Fault-tolerant carry look-ahead adder architectures robust to multiple simultaneous errors

• Some modifications inside the carry generation block of the CLAs have led to single error masking. This way, at most n simultaneous errors can be masked inside an n-bit CLA.
• The designed CLAs can detect multiple errors incurred by multiple faults with a high probability (about 90% in larger adders).
• Unlike TMR-based methods, the incorporated voters have been protected with no extra hardware overhead through a modified parity based fault detection.
• A low overhead architecture with satisfying correction/detection capabilities has been proposed.
• Verified by simulations it was analytically shown that these architectures have much more reliability than the others.
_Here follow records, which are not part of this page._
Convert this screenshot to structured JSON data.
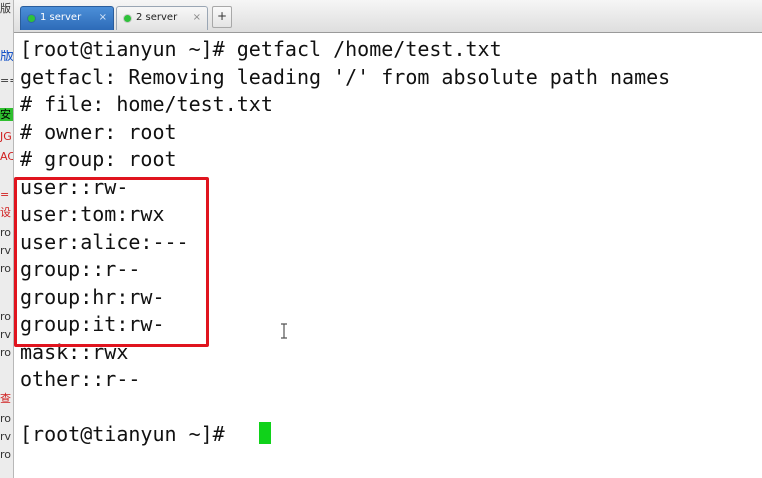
{
  "tabs": [
    {
      "label": "1 server",
      "active": true
    },
    {
      "label": "2 server",
      "active": false
    }
  ],
  "new_tab_label": "+",
  "tab_close_glyph": "×",
  "terminal": {
    "lines": [
      "[root@tianyun ~]# getfacl /home/test.txt",
      "getfacl: Removing leading '/' from absolute path names",
      "# file: home/test.txt",
      "# owner: root",
      "# group: root",
      "user::rw-",
      "user:tom:rwx",
      "user:alice:---",
      "group::r--",
      "group:hr:rw-",
      "group:it:rw-",
      "mask::rwx",
      "other::r--",
      "",
      "[root@tianyun ~]# "
    ]
  },
  "colors": {
    "highlight_box": "#e0141e",
    "cursor": "#10d21a",
    "active_tab": "#3c7cc8",
    "tab_status_dot": "#2ec23a"
  },
  "left_strip": {
    "items": [
      "版",
      "==",
      "安",
      "JG",
      "AC",
      "=",
      "设",
      "ro",
      "rv",
      "ro",
      "ro",
      "rv",
      "ro",
      "查",
      "ro",
      "rv",
      "ro"
    ]
  }
}
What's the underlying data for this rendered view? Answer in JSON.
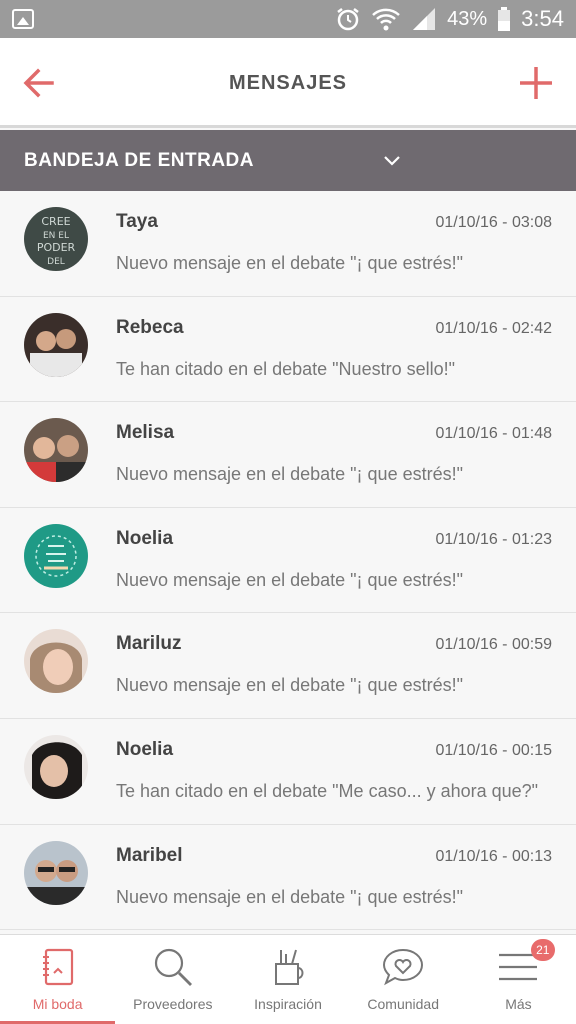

Currently, the demand for reliable and high performance computing is increasing due to the enlarging susceptibility of computing circuits to different environmental effects, and the advent of diverse computation-based applications. Arithmetic operators, as the main building blocks of the processing units in computing systems, are exposed to different types of single or multiple errors incurred by different faults which can seriously damage the whole system. In this paper, a new approach is presented to achieve fault-tolerant carry look-ahead adder architectures, much more efficient than the conventional methods, with the characteristic of robustness against multiple simultaneous errors. The proposed method is based on revising the carry generation block to achieve multiple error correction capability, and utilizing a modified parity prediction-based method that in combination with the proposed error correction scheme leads to multiple error detection capability. Verified by simulations, analytical assessments show that, as well as correcting or detecting all single permanent or transient errors, multiple simultaneous errors in the new carry look-ahead adders are corrected or at least detected with a high probability independent of the number of errors. Apart from having more reliability against multiple errors, these adders require lower area overheads compared to the state of the art designs as well as conventional fault-tolerant methods.